Сеча все разгоралась, рядом с Сарычевым истово бились дружинники, чуя локоть и плечо сотоварищей, и после них в рядах поганых оставалась широкая просека.
Внезапно острие татарского копья глубоко вонзилось в шею коня Сарычева, от страшной боли жеребец вздыбился и, повалившись наземь, громко захрипел перед смертью. Вскричав яростно, майор подхватил меч-кончал и, всадив его сквозь кольчугу в грудь замахнувшегося было саблей ордынца, выбил того из седла и уселся сам. Гнев переполнял душу его, и, выхватив из-за пояса кистень с тяжелым, ограненным шаром на конце, майор принялся мозжить направо и налево татарские головы. В пылу сечи сильным сабельным ударом с него сбили ерихонку, но и без наголовья, с окровавленным челом, он продолжал биться яростно и громоздил вкруг себя стену из убиенных врагов.

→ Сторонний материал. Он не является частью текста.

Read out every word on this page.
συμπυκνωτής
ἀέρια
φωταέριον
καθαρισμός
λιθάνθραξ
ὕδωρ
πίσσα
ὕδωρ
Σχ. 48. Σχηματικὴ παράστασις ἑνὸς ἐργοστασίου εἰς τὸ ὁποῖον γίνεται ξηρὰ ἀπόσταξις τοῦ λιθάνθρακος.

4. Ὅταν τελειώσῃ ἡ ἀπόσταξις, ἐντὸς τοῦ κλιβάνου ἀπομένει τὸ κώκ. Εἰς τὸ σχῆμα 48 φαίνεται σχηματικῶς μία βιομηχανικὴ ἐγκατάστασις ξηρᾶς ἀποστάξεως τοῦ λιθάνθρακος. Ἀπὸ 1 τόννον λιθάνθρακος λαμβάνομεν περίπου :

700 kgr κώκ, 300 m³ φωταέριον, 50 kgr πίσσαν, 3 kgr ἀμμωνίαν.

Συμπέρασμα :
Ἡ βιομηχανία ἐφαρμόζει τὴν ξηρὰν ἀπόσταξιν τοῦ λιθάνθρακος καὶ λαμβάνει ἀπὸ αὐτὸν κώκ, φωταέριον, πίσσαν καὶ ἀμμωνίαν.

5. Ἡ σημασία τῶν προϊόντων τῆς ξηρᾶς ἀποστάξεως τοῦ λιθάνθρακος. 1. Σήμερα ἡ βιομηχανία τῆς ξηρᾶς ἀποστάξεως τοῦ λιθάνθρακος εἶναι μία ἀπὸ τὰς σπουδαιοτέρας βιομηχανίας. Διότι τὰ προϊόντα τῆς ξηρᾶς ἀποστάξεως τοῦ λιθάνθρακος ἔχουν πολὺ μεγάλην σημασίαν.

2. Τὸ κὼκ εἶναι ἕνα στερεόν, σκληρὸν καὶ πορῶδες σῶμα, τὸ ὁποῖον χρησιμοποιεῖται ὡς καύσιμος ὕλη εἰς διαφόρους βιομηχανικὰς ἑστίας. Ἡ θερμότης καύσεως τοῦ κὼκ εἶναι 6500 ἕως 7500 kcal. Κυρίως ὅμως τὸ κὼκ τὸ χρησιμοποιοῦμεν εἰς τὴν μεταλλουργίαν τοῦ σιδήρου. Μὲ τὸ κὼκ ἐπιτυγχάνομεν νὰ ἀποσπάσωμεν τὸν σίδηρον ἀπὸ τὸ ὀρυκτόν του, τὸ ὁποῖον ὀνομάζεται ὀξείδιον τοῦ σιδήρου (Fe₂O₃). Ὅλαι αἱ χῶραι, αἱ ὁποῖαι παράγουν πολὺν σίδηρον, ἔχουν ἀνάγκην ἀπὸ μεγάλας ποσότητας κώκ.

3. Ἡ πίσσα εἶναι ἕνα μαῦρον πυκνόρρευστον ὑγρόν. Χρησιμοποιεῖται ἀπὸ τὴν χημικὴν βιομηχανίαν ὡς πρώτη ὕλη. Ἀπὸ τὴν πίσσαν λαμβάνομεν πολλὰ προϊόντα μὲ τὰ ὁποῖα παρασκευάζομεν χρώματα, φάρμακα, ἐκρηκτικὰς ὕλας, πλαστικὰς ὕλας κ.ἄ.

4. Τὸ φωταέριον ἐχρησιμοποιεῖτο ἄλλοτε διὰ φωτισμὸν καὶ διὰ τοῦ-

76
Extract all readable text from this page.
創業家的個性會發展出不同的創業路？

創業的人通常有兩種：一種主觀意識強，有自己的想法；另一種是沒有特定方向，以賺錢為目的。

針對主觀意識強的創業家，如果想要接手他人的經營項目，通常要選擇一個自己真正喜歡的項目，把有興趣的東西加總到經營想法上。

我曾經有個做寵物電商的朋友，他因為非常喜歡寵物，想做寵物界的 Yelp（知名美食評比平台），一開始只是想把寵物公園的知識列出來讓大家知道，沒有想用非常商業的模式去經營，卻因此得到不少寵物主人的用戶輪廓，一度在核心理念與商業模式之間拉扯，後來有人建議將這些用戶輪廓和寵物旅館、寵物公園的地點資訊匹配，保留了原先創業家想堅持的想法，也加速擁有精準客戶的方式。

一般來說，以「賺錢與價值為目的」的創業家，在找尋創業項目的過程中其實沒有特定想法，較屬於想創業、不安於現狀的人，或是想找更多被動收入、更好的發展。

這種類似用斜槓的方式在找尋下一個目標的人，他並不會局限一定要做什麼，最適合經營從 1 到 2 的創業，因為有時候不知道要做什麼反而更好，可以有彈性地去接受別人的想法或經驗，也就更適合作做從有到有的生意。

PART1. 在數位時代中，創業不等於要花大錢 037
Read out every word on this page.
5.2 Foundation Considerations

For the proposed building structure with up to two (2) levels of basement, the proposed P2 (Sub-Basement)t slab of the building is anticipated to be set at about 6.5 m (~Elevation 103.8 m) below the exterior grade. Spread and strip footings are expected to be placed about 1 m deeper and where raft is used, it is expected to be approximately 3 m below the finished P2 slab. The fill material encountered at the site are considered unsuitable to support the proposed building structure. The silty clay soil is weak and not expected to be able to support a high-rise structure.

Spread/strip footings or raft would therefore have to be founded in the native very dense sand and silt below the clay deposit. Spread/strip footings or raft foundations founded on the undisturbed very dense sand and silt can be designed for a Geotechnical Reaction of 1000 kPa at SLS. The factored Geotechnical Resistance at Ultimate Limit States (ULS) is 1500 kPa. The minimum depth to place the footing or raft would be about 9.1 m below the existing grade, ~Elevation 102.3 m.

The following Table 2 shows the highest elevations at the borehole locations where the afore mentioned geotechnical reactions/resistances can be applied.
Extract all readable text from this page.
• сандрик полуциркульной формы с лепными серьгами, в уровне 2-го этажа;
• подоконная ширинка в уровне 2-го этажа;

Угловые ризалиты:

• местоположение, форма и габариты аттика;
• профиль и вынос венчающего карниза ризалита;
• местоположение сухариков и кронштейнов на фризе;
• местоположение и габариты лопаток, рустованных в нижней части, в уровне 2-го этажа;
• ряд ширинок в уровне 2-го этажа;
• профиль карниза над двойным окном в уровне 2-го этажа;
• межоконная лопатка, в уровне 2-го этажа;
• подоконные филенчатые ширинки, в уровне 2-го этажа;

Сызмальства в Орде воины привычны к коню и к клинку, порядки там крутые: чуть оплошал или украл — сразу же поставят на голову да хребет изломают; и вот, на то не глядя, начали татары подаваться и вскоре обратились в бегство постыдное. Напрасно шаманы громко камлали у кострищ, призывая великого бога войны Сульда даровать победу и обещая напоить его досыта кровью врагов, — нет, нынче он от поганых отвернулся напрочь. Подобно барсу, с острым клинком наизготове пустился майор вдогон за уходящим ворогом, и полнилась душа его гневом праведным, чувством справедливости и ликованием безудержным.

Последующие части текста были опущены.